Legal

Litigation Risk Alert in Spain: Mandatory Pre-Lawsuit Negotiations from April 3, 2025

Beginning April 3, 2025, Organic Law 1/2025 comes into effect in Spain, introducing a significant change: it will become mandatory to attempt a prior amicable resolution through Appropriate Methods for Dispute Resolution (known by the Spanish acronym MASC) before filing civil or commercial lawsuits. This measure aims to reduce court overload, promote quicker and more cost-effective agreements, and foster a culture of consensual dispute resolution.

What are MASC?

These are alternative methods to judicial proceedings, designed to help parties reach agreements more quickly and economically. The most common methods include:

  • Mediation (a neutral third party helps the parties reach an agreement).
  • Private Conciliation (similar to mediation, but the conciliator can propose specific solutions).
  • Independent Expert Opinion (a specialized professional analyzes the conflict and provides recommendations).
  • Binding Confidential Offer (a specific proposal for resolution that must remain confidential until the process concludes).
  • Collaborative Law (lawyers and parties collaborate to resolve issues without resorting to litigation).
In what cases will this be mandatory?

This requirement will apply to almost all civil and commercial lawsuits governed by the Spanish Civil Procedure Law, except in specific exceptions (such as cases involving gender-based violence or non-negotiable family conflicts). Failure to meet this requirement may result in the inadmissibility of the lawsuit or require its correction within a limited period.

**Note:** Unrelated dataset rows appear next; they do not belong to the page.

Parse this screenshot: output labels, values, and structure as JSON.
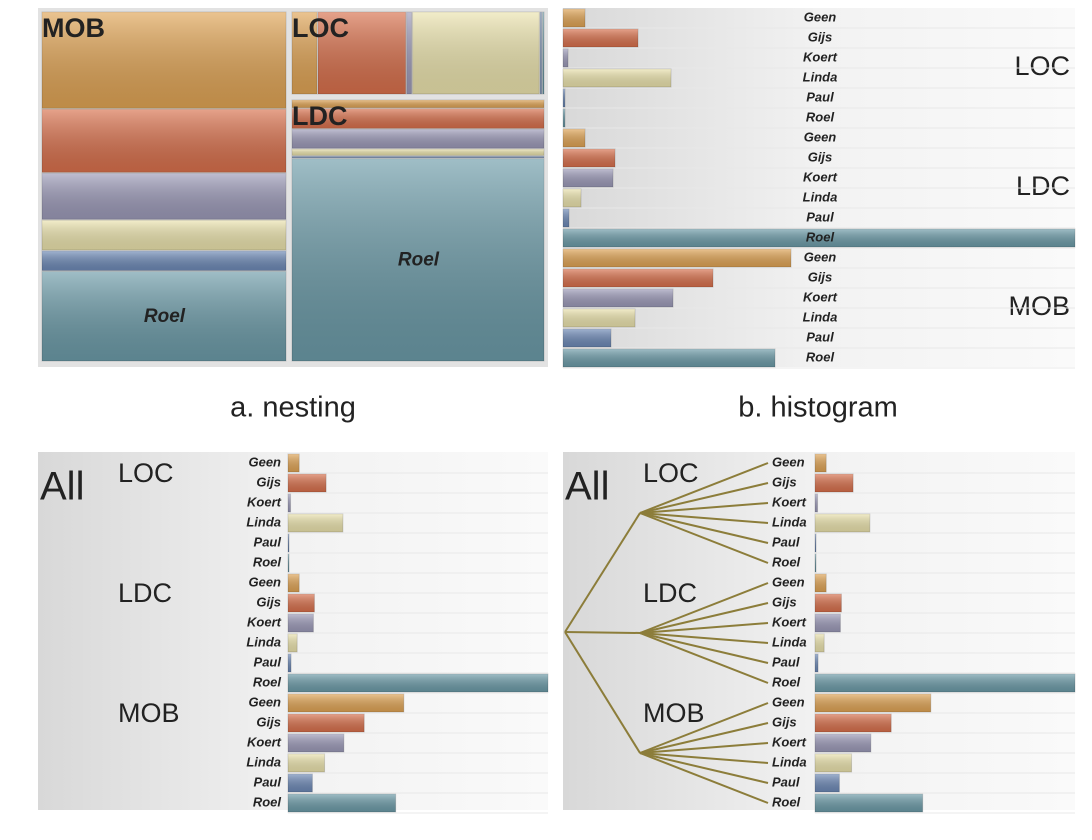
{
  "groups": [
    {
      "name": "LOC",
      "values": [
        22,
        75,
        5,
        108,
        2,
        2
      ]
    },
    {
      "name": "LDC",
      "values": [
        22,
        52,
        50,
        18,
        6,
        512
      ]
    },
    {
      "name": "MOB",
      "values": [
        228,
        150,
        110,
        72,
        48,
        212
      ]
    }
  ],
  "people": [
    {
      "name": "Geen",
      "color": "#e0a455"
    },
    {
      "name": "Gijs",
      "color": "#d8704c"
    },
    {
      "name": "Koert",
      "color": "#9c9ab8"
    },
    {
      "name": "Linda",
      "color": "#ebe3ad"
    },
    {
      "name": "Paul",
      "color": "#6d89b6"
    },
    {
      "name": "Roel",
      "color": "#6c9ba8"
    }
  ],
  "all_label": "All",
  "captions": [
    "a. nesting",
    "b. histogram"
  ]
}
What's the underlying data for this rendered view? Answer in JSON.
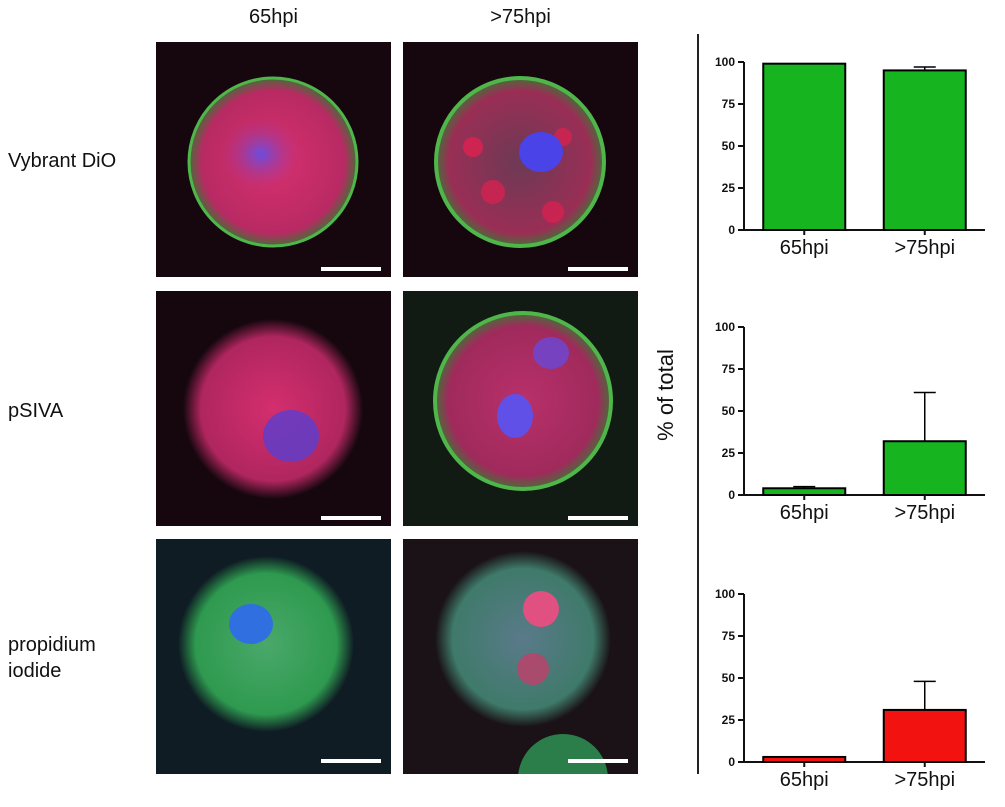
{
  "columns": [
    "65hpi",
    ">75hpi"
  ],
  "rows": [
    {
      "label_lines": [
        "Vybrant DiO"
      ]
    },
    {
      "label_lines": [
        "pSIVA"
      ]
    },
    {
      "label_lines": [
        "propidium",
        "iodide"
      ]
    }
  ],
  "y_axis_label": "% of total",
  "colors": {
    "green_bar": "#16b51f",
    "red_bar": "#f2120f",
    "axis": "#111111"
  },
  "chart_data": [
    {
      "type": "bar",
      "categories": [
        "65hpi",
        ">75hpi"
      ],
      "series": [
        {
          "values": [
            99,
            95
          ],
          "error": [
            0,
            2
          ]
        }
      ],
      "ylim": [
        0,
        100
      ],
      "yticks": [
        0,
        25,
        50,
        75,
        100
      ],
      "color": "green"
    },
    {
      "type": "bar",
      "categories": [
        "65hpi",
        ">75hpi"
      ],
      "series": [
        {
          "values": [
            4,
            32
          ],
          "error": [
            1,
            29
          ]
        }
      ],
      "ylim": [
        0,
        100
      ],
      "yticks": [
        0,
        25,
        50,
        75,
        100
      ],
      "color": "green"
    },
    {
      "type": "bar",
      "categories": [
        "65hpi",
        ">75hpi"
      ],
      "series": [
        {
          "values": [
            3,
            31
          ],
          "error": [
            0,
            17
          ]
        }
      ],
      "ylim": [
        0,
        100
      ],
      "yticks": [
        0,
        25,
        50,
        75,
        100
      ],
      "color": "red"
    }
  ]
}
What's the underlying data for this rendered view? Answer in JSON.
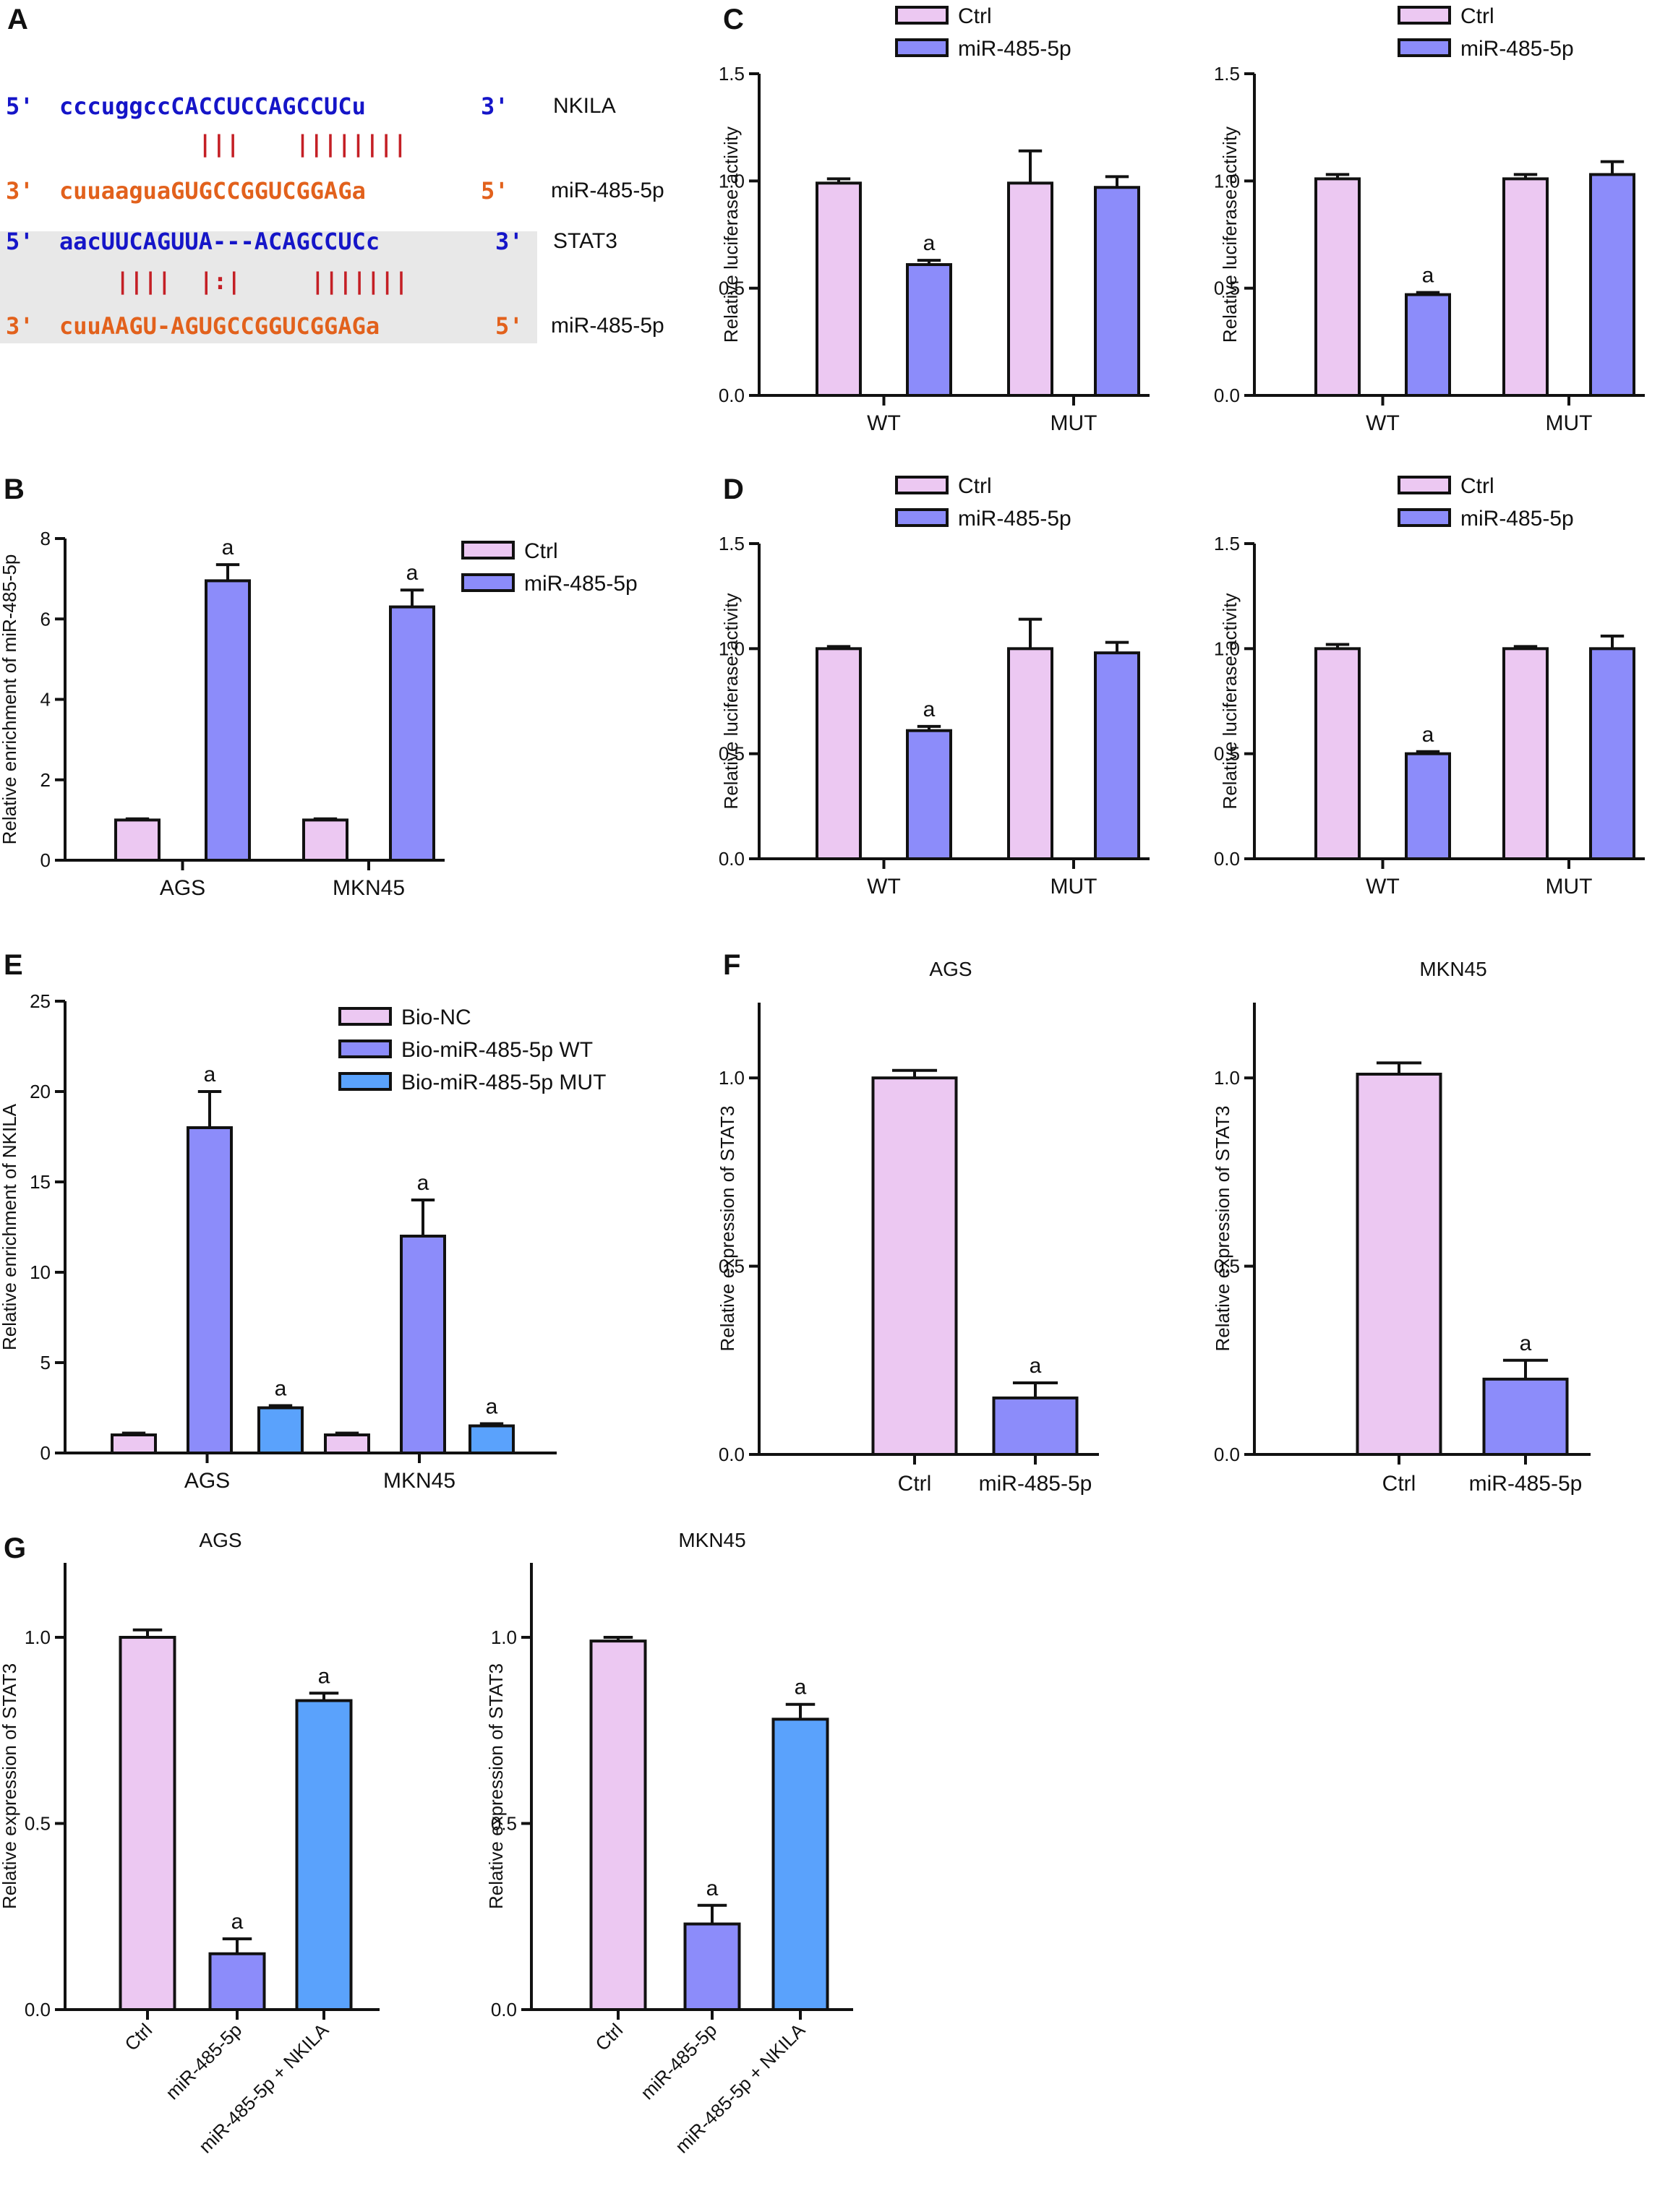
{
  "colors": {
    "ctrl": "#ecc8f2",
    "mir": "#8c8cfa",
    "nkila": "#5aa2fc",
    "seqBlue": "#1515c8",
    "seqOrange": "#e2611c",
    "pairRed": "#c41f25"
  },
  "panel_a": {
    "label": "A",
    "rows": [
      {
        "prime5": "5'",
        "seq": "cccuggccCACCUCCAGCCUCu",
        "prime3": "3'",
        "name": "NKILA",
        "color": "blue"
      },
      {
        "pairs": "|||    ||||||||"
      },
      {
        "prime5": "3'",
        "seq": "cuuaaguaGUGCCGGUCGGAGa",
        "prime3": "5'",
        "name": "miR-485-5p",
        "color": "orange"
      },
      {
        "prime5": "5'",
        "seq": "aacUUCAGUUA---ACAGCCUCc",
        "prime3": "3'",
        "name": "STAT3",
        "color": "blue"
      },
      {
        "pairs": "||||  |:|     |||||||"
      },
      {
        "prime5": "3'",
        "seq": "cuuAAGU-AGUGCCGGUCGGAGa",
        "prime3": "5'",
        "name": "miR-485-5p",
        "color": "orange"
      }
    ]
  },
  "panel_labels": [
    "A",
    "B",
    "C",
    "D",
    "E",
    "F",
    "G"
  ],
  "chart_data": [
    {
      "id": "C1",
      "panel": "C",
      "type": "bar",
      "ylabel": "Relative luciferase activity",
      "ylim": [
        0,
        1.5
      ],
      "yticks": [
        "0.0",
        "0.5",
        "1.0",
        "1.5"
      ],
      "categories": [
        "WT",
        "MUT"
      ],
      "legend": [
        "Ctrl",
        "miR-485-5p"
      ],
      "series": [
        {
          "name": "Ctrl",
          "values": [
            0.99,
            0.99
          ],
          "errors": [
            0.02,
            0.15
          ]
        },
        {
          "name": "miR-485-5p",
          "values": [
            0.61,
            0.97
          ],
          "errors": [
            0.02,
            0.05
          ]
        }
      ],
      "annotations": [
        {
          "series": 1,
          "index": 0,
          "text": "a"
        }
      ]
    },
    {
      "id": "C2",
      "type": "bar",
      "ylabel": "Relative luciferase activity",
      "ylim": [
        0,
        1.5
      ],
      "yticks": [
        "0.0",
        "0.5",
        "1.0",
        "1.5"
      ],
      "categories": [
        "WT",
        "MUT"
      ],
      "legend": [
        "Ctrl",
        "miR-485-5p"
      ],
      "series": [
        {
          "name": "Ctrl",
          "values": [
            1.01,
            1.01
          ],
          "errors": [
            0.02,
            0.02
          ]
        },
        {
          "name": "miR-485-5p",
          "values": [
            0.47,
            1.03
          ],
          "errors": [
            0.01,
            0.06
          ]
        }
      ],
      "annotations": [
        {
          "series": 1,
          "index": 0,
          "text": "a"
        }
      ]
    },
    {
      "id": "B",
      "panel": "B",
      "type": "bar",
      "ylabel": "Relative enrichment of miR-485-5p",
      "ylim": [
        0,
        8
      ],
      "yticks": [
        "0",
        "2",
        "4",
        "6",
        "8"
      ],
      "categories": [
        "AGS",
        "MKN45"
      ],
      "legend": [
        "Ctrl",
        "miR-485-5p"
      ],
      "series": [
        {
          "name": "Ctrl",
          "values": [
            1.0,
            1.0
          ],
          "errors": [
            0.03,
            0.03
          ]
        },
        {
          "name": "miR-485-5p",
          "values": [
            6.95,
            6.3
          ],
          "errors": [
            0.4,
            0.42
          ]
        }
      ],
      "annotations": [
        {
          "series": 1,
          "index": 0,
          "text": "a"
        },
        {
          "series": 1,
          "index": 1,
          "text": "a"
        }
      ]
    },
    {
      "id": "D1",
      "panel": "D",
      "type": "bar",
      "ylabel": "Relative luciferase activity",
      "ylim": [
        0,
        1.5
      ],
      "yticks": [
        "0.0",
        "0.5",
        "1.0",
        "1.5"
      ],
      "categories": [
        "WT",
        "MUT"
      ],
      "legend": [
        "Ctrl",
        "miR-485-5p"
      ],
      "series": [
        {
          "name": "Ctrl",
          "values": [
            1.0,
            1.0
          ],
          "errors": [
            0.01,
            0.14
          ]
        },
        {
          "name": "miR-485-5p",
          "values": [
            0.61,
            0.98
          ],
          "errors": [
            0.02,
            0.05
          ]
        }
      ],
      "annotations": [
        {
          "series": 1,
          "index": 0,
          "text": "a"
        }
      ]
    },
    {
      "id": "D2",
      "type": "bar",
      "ylabel": "Relative luciferase activity",
      "ylim": [
        0,
        1.5
      ],
      "yticks": [
        "0.0",
        "0.5",
        "1.0",
        "1.5"
      ],
      "categories": [
        "WT",
        "MUT"
      ],
      "legend": [
        "Ctrl",
        "miR-485-5p"
      ],
      "series": [
        {
          "name": "Ctrl",
          "values": [
            1.0,
            1.0
          ],
          "errors": [
            0.02,
            0.01
          ]
        },
        {
          "name": "miR-485-5p",
          "values": [
            0.5,
            1.0
          ],
          "errors": [
            0.01,
            0.06
          ]
        }
      ],
      "annotations": [
        {
          "series": 1,
          "index": 0,
          "text": "a"
        }
      ]
    },
    {
      "id": "E",
      "panel": "E",
      "type": "bar",
      "ylabel": "Relative enrichment of NKILA",
      "ylim": [
        0,
        25
      ],
      "yticks": [
        "0",
        "5",
        "10",
        "15",
        "20",
        "25"
      ],
      "categories": [
        "AGS",
        "MKN45"
      ],
      "legend": [
        "Bio-NC",
        "Bio-miR-485-5p WT",
        "Bio-miR-485-5p MUT"
      ],
      "series": [
        {
          "name": "Bio-NC",
          "values": [
            1.0,
            1.0
          ],
          "errors": [
            0.1,
            0.1
          ]
        },
        {
          "name": "Bio-miR-485-5p WT",
          "values": [
            18.0,
            12.0
          ],
          "errors": [
            2.0,
            2.0
          ]
        },
        {
          "name": "Bio-miR-485-5p MUT",
          "values": [
            2.5,
            1.5
          ],
          "errors": [
            0.12,
            0.12
          ]
        }
      ],
      "annotations": [
        {
          "series": 1,
          "index": 0,
          "text": "a"
        },
        {
          "series": 2,
          "index": 0,
          "text": "a"
        },
        {
          "series": 1,
          "index": 1,
          "text": "a"
        },
        {
          "series": 2,
          "index": 1,
          "text": "a"
        }
      ]
    },
    {
      "id": "F1",
      "panel": "F",
      "type": "bar",
      "title": "AGS",
      "ylabel": "Relative expression of STAT3",
      "ylim": [
        0,
        1.2
      ],
      "yticks": [
        "0.0",
        "0.5",
        "1.0"
      ],
      "categories": [
        "Ctrl",
        "miR-485-5p"
      ],
      "values": [
        1.0,
        0.15
      ],
      "errors": [
        0.02,
        0.04
      ],
      "annotations": [
        {
          "index": 1,
          "text": "a"
        }
      ]
    },
    {
      "id": "F2",
      "type": "bar",
      "title": "MKN45",
      "ylabel": "Relative expression of STAT3",
      "ylim": [
        0,
        1.2
      ],
      "yticks": [
        "0.0",
        "0.5",
        "1.0"
      ],
      "categories": [
        "Ctrl",
        "miR-485-5p"
      ],
      "values": [
        1.01,
        0.2
      ],
      "errors": [
        0.03,
        0.05
      ],
      "annotations": [
        {
          "index": 1,
          "text": "a"
        }
      ]
    },
    {
      "id": "G1",
      "panel": "G",
      "type": "bar",
      "title": "AGS",
      "ylabel": "Relative expression of STAT3",
      "ylim": [
        0,
        1.2
      ],
      "yticks": [
        "0.0",
        "0.5",
        "1.0"
      ],
      "categories": [
        "Ctrl",
        "miR-485-5p",
        "miR-485-5p + NKILA"
      ],
      "values": [
        1.0,
        0.15,
        0.83
      ],
      "errors": [
        0.02,
        0.04,
        0.02
      ],
      "annotations": [
        {
          "index": 1,
          "text": "a"
        },
        {
          "index": 2,
          "text": "a"
        }
      ]
    },
    {
      "id": "G2",
      "type": "bar",
      "title": "MKN45",
      "ylabel": "Relative expression of STAT3",
      "ylim": [
        0,
        1.2
      ],
      "yticks": [
        "0.0",
        "0.5",
        "1.0"
      ],
      "categories": [
        "Ctrl",
        "miR-485-5p",
        "miR-485-5p + NKILA"
      ],
      "values": [
        0.99,
        0.23,
        0.78
      ],
      "errors": [
        0.01,
        0.05,
        0.04
      ],
      "annotations": [
        {
          "index": 1,
          "text": "a"
        },
        {
          "index": 2,
          "text": "a"
        }
      ]
    }
  ]
}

Special relevance for Industrial Property cases

In matters related to trademarks, patents, or designs, this law carries significant impact. Although attempts at conciliation were previously required in certain circumstances, the new law mandates prior attempts at resolution for all judicial actions involving industrial property rights. Lawyers will need to precisely and rigorously document any prior negotiation efforts—whether concerning infringement, invalidity, or cancellation—using valid evidence such as burofax, notarial acts, or documents signed by licensed professionals.

How to prove prior attempts at resolution?

The law requires clear documentary evidence. Valid methods include:

  • Burofax or certified mail.
  • Email with proof of receipt and content verification.
  • Notarial acts.
  • Documents signed by lawyers or court representatives.

Conversations via WhatsApp, SMS, or phone calls will not be accepted as valid evidence.

Consequences of failing to comply

If an attempt at resolution is not adequately documented, the lawsuit may be declared inadmissible, or the plaintiff may be required to rectify the omission within a limited period. Negotiation attempts initiated only during the rectification period will not be accepted. Additionally, unjustified refusal to participate in prior negotiation can result in the party being required to pay full legal costs.

In conclusion

This new regulation demands a change in litigation strategy, emphasizing prevention, detailed documentation, and rigor during pre-litigation phases. Especially in specialized fields like industrial property, proactive, carefully documented negotiations will become crucial to ensuring the viability of future judicial actions.